Speaker
Description
Freshwater fishes are among the most restricted species worldwide because they are fully contained within fragmented networks of water bodies surrounded by land. Given that the natural fragmentation and isolation of these networks have been identified as a generator of the greatest diversity in this group, we need a deeper understanding of their role as drivers of fish diversity. Hints that the evolutionary history and distribution of fishes are closely linked to the geomorphological history of watersheds exist in the literature. For example, some studies have shown that certain watershed traits such as river size, surface area, and natural fragmentation of watersheds are correlated with measures of species diversity.

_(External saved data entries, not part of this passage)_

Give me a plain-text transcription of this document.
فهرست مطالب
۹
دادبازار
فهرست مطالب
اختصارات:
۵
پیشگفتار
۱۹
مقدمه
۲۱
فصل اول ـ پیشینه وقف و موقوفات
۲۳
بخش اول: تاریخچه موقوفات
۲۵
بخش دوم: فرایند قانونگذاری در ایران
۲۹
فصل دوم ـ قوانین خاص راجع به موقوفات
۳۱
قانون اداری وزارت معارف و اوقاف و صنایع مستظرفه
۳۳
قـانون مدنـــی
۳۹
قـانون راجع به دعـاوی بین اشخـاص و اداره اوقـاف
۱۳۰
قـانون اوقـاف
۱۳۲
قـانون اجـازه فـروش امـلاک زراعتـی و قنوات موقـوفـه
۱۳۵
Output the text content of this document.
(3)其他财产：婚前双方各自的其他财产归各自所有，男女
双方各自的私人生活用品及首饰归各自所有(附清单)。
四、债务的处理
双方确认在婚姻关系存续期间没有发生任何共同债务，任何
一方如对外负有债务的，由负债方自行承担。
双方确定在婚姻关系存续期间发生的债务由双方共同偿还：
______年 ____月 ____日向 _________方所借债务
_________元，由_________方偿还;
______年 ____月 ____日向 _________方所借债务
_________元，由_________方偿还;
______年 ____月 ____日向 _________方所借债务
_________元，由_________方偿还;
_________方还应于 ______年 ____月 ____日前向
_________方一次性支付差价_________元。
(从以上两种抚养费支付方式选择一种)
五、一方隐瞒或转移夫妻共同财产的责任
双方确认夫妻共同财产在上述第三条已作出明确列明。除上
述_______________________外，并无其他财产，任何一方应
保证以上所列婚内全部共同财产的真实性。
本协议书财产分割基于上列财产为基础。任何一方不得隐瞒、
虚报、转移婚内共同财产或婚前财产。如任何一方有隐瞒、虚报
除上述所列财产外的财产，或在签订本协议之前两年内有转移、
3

Despite this progress, how the complex interplay between river network structure, watershed characteristics, and species’ spatial ecologies drives diversification and biodiversity in freshwater fishes is not yet understood. Here, we combine a global fish occurrence database, a detailed, species-level phylogeny, and a novel dataset on river network structure and watershed traits to comprehensively reveal the determinants of freshwater fish biodiversity at the global scale. The dataset encompasses 11,300+ species distributed across 2,000+ watersheds worldwide, representing approximately 60% of the global diversity of freshwater fishes. To characterize watershed heterogeneity and connectivity we first calculated novel metrics of river network structure including centralization and density, and combined them with geomorphological and climatic characteristics. We then related these variables to fish diversity metrics considering the spatial autocorrelation in the regression analyses. Our preliminary findings indicate that fish diversity is jointly determined by environmental heterogeneity and river network connectivity, highlighting the necessity to account for network structure and characteristics when studying global biodiversity patterns of freshwater species.